Совсем другим был Эльпидифор Анемподистович Кирилов, грек, обрусевший настолько, что даже изменил фамилию. Прежде всего он был неординарно красив. Благообразие древних эллинов, такое яркое в античных скульптурах, полностью воплотилось в нашем физике. Его профиль казался срисованным с мраморов олимпийцев — прямой, четкий, пропорциональный в каждой черточке. Не знаю, как выглядел Кириллов без одежды, но если обнаженным его тело смотрелось не хуже, чем одетым, с него можно было лепить статуи, как их лепили с его предков. В те годы в Одессе жило много греков (греческим назывался даже целый городской район) — их выселение вместе с частичным истреблением относилось уже к подвигам Сталина. Я часто встречал красавцев-эллинов, въяве воспроизводивших совершенные классические творения своей родины. Но самым красивым был он, наш профессор, Эльпидифор Кириллов. Это был живой образец почти поликлетовской[53] пропорциональности и гармоничности.

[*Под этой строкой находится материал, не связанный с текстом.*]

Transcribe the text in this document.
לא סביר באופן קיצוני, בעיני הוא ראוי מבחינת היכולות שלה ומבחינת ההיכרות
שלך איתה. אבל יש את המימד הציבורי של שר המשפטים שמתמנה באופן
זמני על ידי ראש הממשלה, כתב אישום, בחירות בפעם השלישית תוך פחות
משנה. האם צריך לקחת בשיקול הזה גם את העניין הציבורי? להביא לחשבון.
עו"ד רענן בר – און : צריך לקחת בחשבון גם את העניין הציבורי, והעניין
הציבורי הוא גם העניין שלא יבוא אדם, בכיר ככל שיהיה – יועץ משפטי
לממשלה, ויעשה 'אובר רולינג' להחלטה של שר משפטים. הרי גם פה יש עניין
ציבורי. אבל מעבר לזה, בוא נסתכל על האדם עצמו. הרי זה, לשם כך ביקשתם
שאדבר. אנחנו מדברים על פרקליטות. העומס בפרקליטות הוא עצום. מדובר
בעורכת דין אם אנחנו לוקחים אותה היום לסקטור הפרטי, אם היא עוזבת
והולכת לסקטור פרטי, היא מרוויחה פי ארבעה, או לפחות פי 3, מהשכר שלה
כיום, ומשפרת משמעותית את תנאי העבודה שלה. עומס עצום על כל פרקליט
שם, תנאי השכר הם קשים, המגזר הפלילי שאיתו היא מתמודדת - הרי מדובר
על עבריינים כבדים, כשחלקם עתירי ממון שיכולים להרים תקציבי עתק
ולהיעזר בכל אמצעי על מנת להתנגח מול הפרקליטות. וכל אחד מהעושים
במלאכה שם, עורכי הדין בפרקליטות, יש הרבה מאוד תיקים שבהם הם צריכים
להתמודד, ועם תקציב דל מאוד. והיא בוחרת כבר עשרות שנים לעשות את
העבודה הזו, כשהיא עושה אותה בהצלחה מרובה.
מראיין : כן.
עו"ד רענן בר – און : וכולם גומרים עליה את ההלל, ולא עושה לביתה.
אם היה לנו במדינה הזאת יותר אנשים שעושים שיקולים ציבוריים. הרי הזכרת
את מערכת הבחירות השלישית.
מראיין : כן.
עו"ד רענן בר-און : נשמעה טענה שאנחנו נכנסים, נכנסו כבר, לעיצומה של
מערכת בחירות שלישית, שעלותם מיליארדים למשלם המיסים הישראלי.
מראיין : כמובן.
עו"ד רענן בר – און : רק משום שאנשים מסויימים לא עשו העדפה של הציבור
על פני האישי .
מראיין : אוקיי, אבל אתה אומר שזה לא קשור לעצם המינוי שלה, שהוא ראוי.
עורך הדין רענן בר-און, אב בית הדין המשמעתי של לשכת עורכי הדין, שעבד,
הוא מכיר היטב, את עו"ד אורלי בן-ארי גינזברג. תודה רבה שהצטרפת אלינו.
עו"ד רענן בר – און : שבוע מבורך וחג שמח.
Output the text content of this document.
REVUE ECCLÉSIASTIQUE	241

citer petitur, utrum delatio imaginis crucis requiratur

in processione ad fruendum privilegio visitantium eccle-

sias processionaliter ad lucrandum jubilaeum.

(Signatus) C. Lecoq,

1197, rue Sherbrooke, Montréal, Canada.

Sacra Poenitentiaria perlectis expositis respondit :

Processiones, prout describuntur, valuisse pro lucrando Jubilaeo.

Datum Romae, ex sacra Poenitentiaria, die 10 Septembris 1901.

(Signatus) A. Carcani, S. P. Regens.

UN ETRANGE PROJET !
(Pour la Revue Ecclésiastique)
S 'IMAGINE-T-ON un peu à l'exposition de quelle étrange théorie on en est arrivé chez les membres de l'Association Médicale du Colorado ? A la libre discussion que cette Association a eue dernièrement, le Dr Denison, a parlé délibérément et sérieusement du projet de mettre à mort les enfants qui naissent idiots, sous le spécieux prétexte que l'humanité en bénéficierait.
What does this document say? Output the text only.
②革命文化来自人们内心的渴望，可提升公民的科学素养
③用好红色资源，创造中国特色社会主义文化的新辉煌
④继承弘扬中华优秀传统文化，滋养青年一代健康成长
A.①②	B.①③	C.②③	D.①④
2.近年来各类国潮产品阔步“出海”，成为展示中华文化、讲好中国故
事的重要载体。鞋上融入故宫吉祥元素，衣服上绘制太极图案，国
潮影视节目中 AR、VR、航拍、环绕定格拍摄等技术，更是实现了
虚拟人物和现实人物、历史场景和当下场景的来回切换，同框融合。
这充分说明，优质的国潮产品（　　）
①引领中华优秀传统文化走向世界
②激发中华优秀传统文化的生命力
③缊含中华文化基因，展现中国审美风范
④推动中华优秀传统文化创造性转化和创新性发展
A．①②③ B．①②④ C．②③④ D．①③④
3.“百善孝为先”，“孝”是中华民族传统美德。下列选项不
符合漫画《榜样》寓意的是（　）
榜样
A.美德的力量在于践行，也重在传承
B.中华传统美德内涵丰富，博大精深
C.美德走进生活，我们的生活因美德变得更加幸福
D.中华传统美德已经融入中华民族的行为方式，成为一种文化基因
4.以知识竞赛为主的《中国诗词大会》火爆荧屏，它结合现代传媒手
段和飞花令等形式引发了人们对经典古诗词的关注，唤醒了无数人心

Но если внешностью своей Кириллов покорял, то поведение его вызывало улыбки и ухмылки. Он был эстетичен лишь неподвижный. Нет, я не хочу сказать, что двигался он некрасиво. Все было как раз наоборот. Каждый его жест был демонстративно изящен — Эльпидифор Анемподистович был до ненужности хорош в каждом шаге. Он не двигался, а исполнял движения. Он был похож на танцора, которому приказали не танцевать, а просто прохаживаться по сцене и который, просто прохаживаясь, не мог отделаться от привычки к изящным позам. Мы окрестили его «Наш балерун от физики».

Эта нарочитая картинность подсказала нам с Мишей Гефеном хорошую, но достаточно жесткую шутку. Мы были студентами из лучших — и Кириллов поручил нам подготовить оборудование для демонстрации статического электричества. Мы установили все, что требовалось, — и не ограничились этим, а провели к месту, где во время лекции любил стоять наш профессор, незаметный проводок от батареи лейденских банок (замыкать его можно было с нашей с Мишей скамьи). И вот Кириллов, шествуя по аудитории, остановился в заданной точке и картинно раскинул руки (он любил этот жест). Миша включил аппаратуру. Могучая шевелюра Эльпидифора Анемподистовича встала дыбом. Профессор почуял непорядок (увидеть этого он не мог) — и пригладил голову рукой. Миша, переждав, снова замкнул линию, и мы (кто — открыто посмеиваясь, кто — втихомолку похохатывая) опять стали свидетелями красочного преображения изящного профессора в дикое пугало. Это была наглядная иллюстрация к кирилловскому рассказу о взаимном отталкивании частиц, заряженных одноименным статическим электричеством!